Legal Studies and Business Ethics Papers

Document Type

Journal Article

Date of this Version


Publication Source

Illinois Law Review



Start Page


Last Page



In Hobby Lobby v. Burwell, the Supreme Court held that religious believers could establish that their free exercise was substantially burdened just so long as they—or the corporation they had formed—believed that it was.

This highly deferential stance paved the way for yet another challenge to the contraceptive mandate. In Zubik, religious organizations (ROs) contend that it is not just subsidization of contraception that can make an employer complicit in contraception use. Instead, even filling out a form registering one’s objection to the mandate can do so. The government has responded by vigorously arguing that filling out a form cannot reasonably be construed as a substantial burden.
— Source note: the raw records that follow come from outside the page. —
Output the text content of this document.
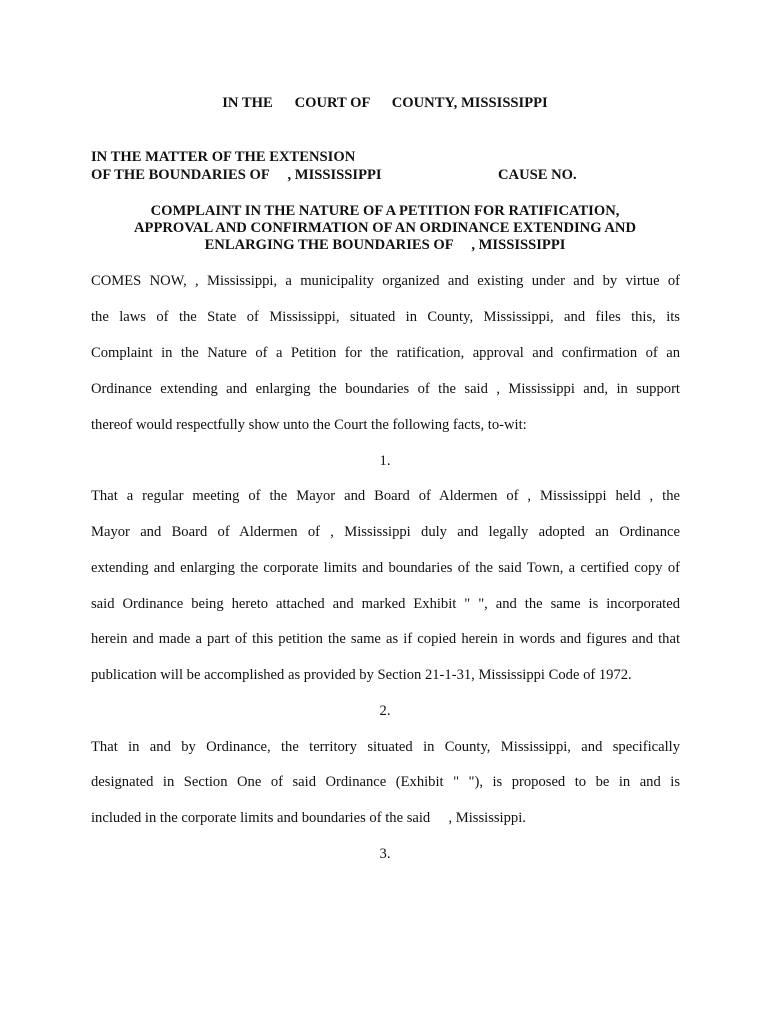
IN THE      COURT OF      COUNTY, MISSISSIPPI
IN THE MATTER OF THE EXTENSION
OF THE BOUNDARIES OF     , MISSISSIPPI	CAUSE NO.
COMPLAINT IN THE NATURE OF A PETITION FOR RATIFICATION,
APPROVAL AND CONFIRMATION OF AN ORDINANCE EXTENDING AND
ENLARGING THE BOUNDARIES OF     , MISSISSIPPI
COMES NOW, , Mississippi, a municipality organized and existing under and by virtue of
the laws of the State of Mississippi, situated in County, Mississippi, and files this, its
Complaint in the Nature of a Petition for the ratification, approval and confirmation of an
Ordinance extending and enlarging the boundaries of the said , Mississippi and, in support
thereof would respectfully show unto the Court the following facts, to-wit:
1.
That a regular meeting of the Mayor and Board of Aldermen of , Mississippi held , the
Mayor and Board of Aldermen of , Mississippi duly and legally adopted an Ordinance
extending and enlarging the corporate limits and boundaries of the said Town, a certified copy of
said Ordinance being hereto attached and marked Exhibit " ", and the same is incorporated
herein and made a part of this petition the same as if copied herein in words and figures and that
publication will be accomplished as provided by Section 21-1-31, Mississippi Code of 1972.
2.
That in and by Ordinance, the territory situated in County, Mississippi, and specifically
designated in Section One of said Ordinance (Exhibit " "), is proposed to be in and is
included in the corporate limits and boundaries of the said     , Mississippi.
3.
One can read the Court’s per curiam opinion as an implicit endorsement of the RO’s claim that the accommodation process substantially burdens their free exercise. Nonetheless, without a decision on the merits, it is not clear just why the ROs should prevail on the substantial burden question. Nor do the parties’ submissions provide the needed clarity as the arguments on each side are irredeemably flawed. Or so at any rate I argue here. I nonetheless believe that there is good reason for ROs to contest the accommodation process, as it requires that the ROs ratify contraceptive use, in contravention of their religious beliefs. On these grounds, I find that the existing process imposes a substantial burden on religious exercise. But I also take seriously the rationale behind the contraceptive mandate and I conclude by seeking to vindicate women’s rights to free contraception in ways that the ROs should find congenial.